- Developer(s): Game Syndicate Productions
- Publisher(s): InnerVision Software
- Designer(s): Cliff Bleszinski
- Platform(s): MS-DOS, Windows 3
- Release: 1991: MS-DOS Aug 31, 1992: Windows
- Genre(s): Adventure
- Mode(s): Single-player

= The Palace of Deceit =

1991 video game

Palace of Deceit is a video game written by Cliff Bleszinski in 1991 in his own company, Game Syndicate Productions, at the age of 16. The first edition, subtitled The Secret of Castle Lockemoer, was a text adventure for MS-DOS. On August 31, 1992, it was remade for Windows 3.x and subtitled The Dragon's Plight as a graphical point-and-click adventure game with an entirely new plot and graphics. Both games are played in a first-person perspective and have been released as freeware. Bleszinski's inspiration came from video games like Déjà Vu and Uninvited.
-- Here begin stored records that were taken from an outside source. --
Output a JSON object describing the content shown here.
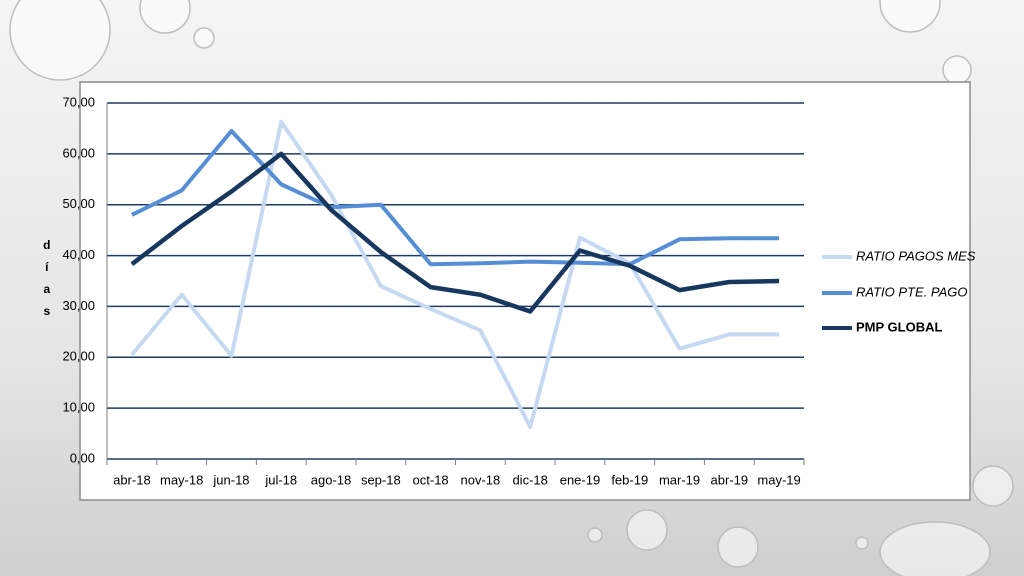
{
  "chart_data": {
    "type": "line",
    "ylabel": "días",
    "categories": [
      "abr-18",
      "may-18",
      "jun-18",
      "jul-18",
      "ago-18",
      "sep-18",
      "oct-18",
      "nov-18",
      "dic-18",
      "ene-19",
      "feb-19",
      "mar-19",
      "abr-19",
      "may-19"
    ],
    "series": [
      {
        "name": "RATIO PAGOS MES",
        "color": "#c6d9f1",
        "values": [
          20.5,
          32.3,
          20.3,
          66.3,
          52,
          34,
          29.5,
          25.3,
          6.3,
          43.5,
          38.5,
          21.7,
          24.5,
          24.5
        ]
      },
      {
        "name": "RATIO PTE. PAGO",
        "color": "#558ed5",
        "values": [
          48,
          52.8,
          64.5,
          54,
          49.5,
          50,
          38.3,
          38.5,
          38.8,
          38.6,
          38.3,
          43.2,
          43.4,
          43.4
        ]
      },
      {
        "name": "PMP GLOBAL",
        "color": "#17375e",
        "values": [
          38.3,
          45.8,
          52.6,
          60,
          49,
          40.7,
          33.8,
          32.3,
          29,
          41,
          38,
          33.2,
          34.8,
          35
        ]
      }
    ],
    "ylim": [
      0,
      70
    ],
    "yticks": [
      {
        "value": 0,
        "label": "0,00"
      },
      {
        "value": 10,
        "label": "10,00"
      },
      {
        "value": 20,
        "label": "20,00"
      },
      {
        "value": 30,
        "label": "30,00"
      },
      {
        "value": 40,
        "label": "40,00"
      },
      {
        "value": 50,
        "label": "50,00"
      },
      {
        "value": 60,
        "label": "60,00"
      },
      {
        "value": 70,
        "label": "70,00"
      }
    ],
    "grid": true,
    "legend": "right"
  }
}
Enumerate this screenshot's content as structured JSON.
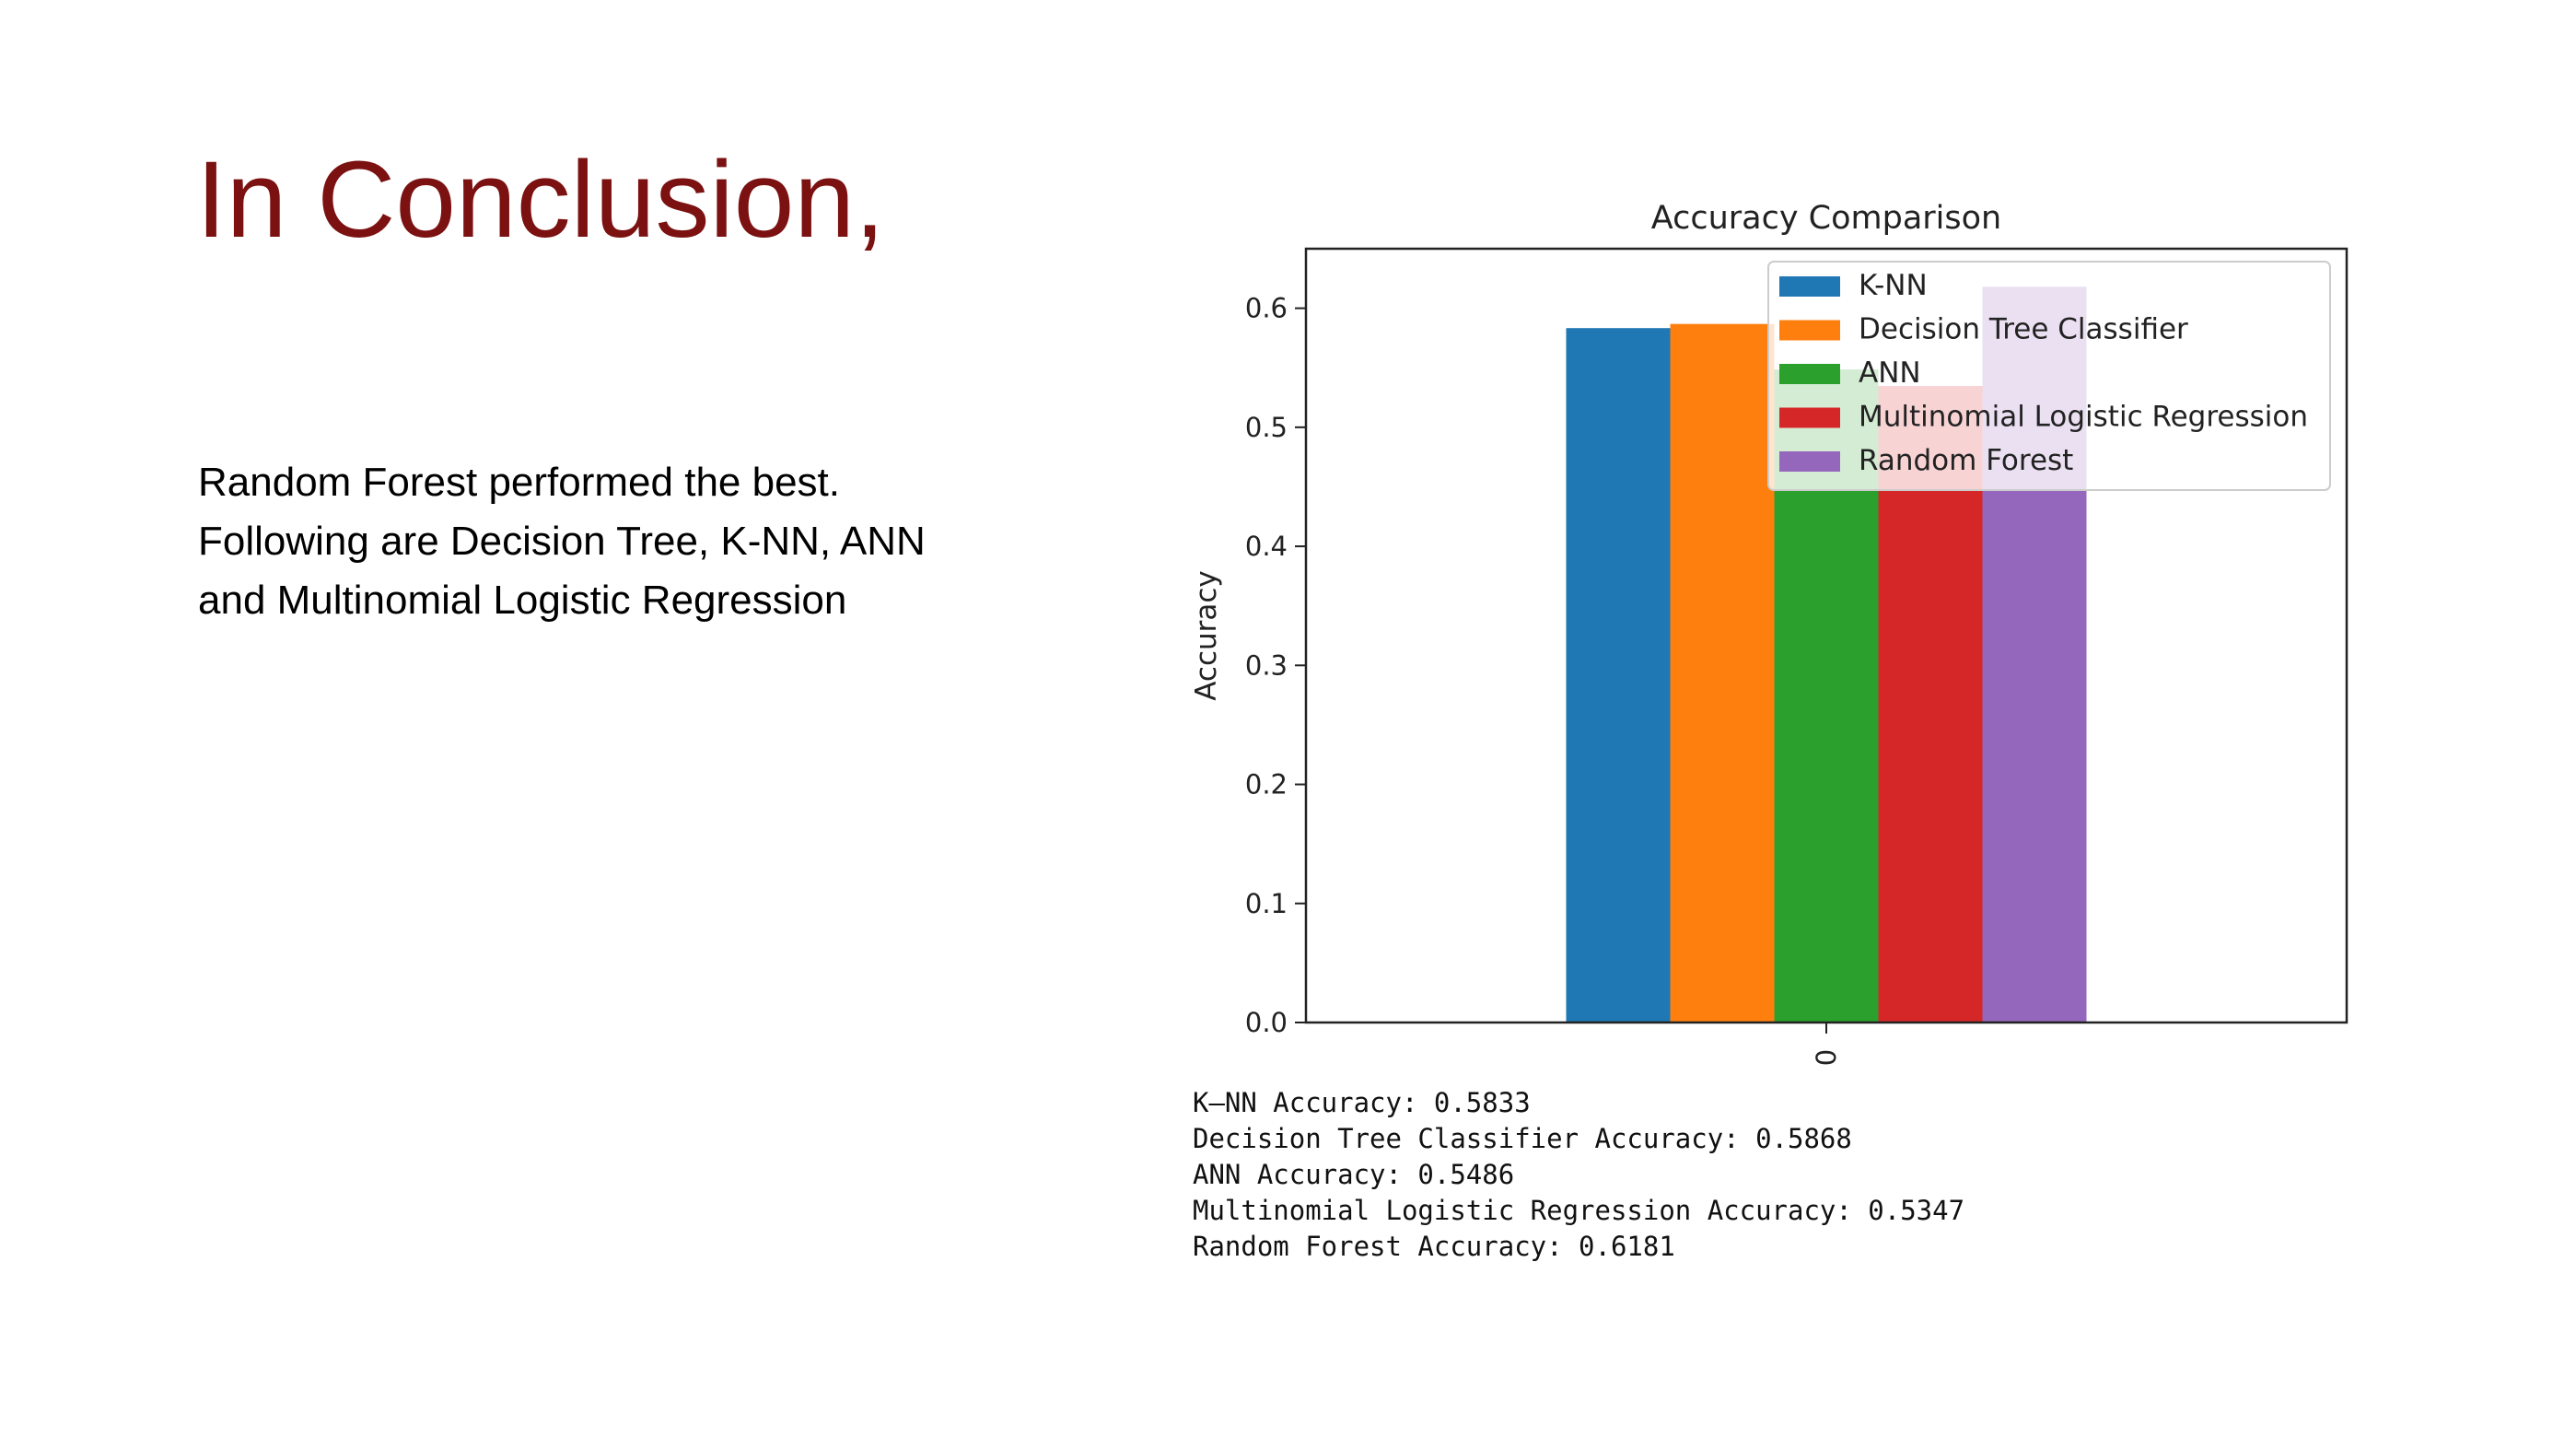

==The Secret of Castle Lockemoer==
In the original game, the player plays the role of a man from the future brought to the medieval past by a good wizard to enter the castle Lockemoer and destroy the Evil Wizard. The game is a text adventure which occasionally uses graphics created using ASCII.

==The Dragon's Plight==
In this remake, the player is the dragon Nightshade, captured by the evil wizard Garth and thrown into the dungeons. Nightshade seeks a way out of the castle and a way to destroy Garth for his campaign to wipe out dragonkind from the land of Salac. The game is a point-and-click adventure similar to Shadowgate and Déjà Vu, but lacks music and sound. Nightshade can die in certain encounters, forcing the player to restart or reload a save file. The game was coded in Visual Basic and the graphics created using Microsoft Paintbrush.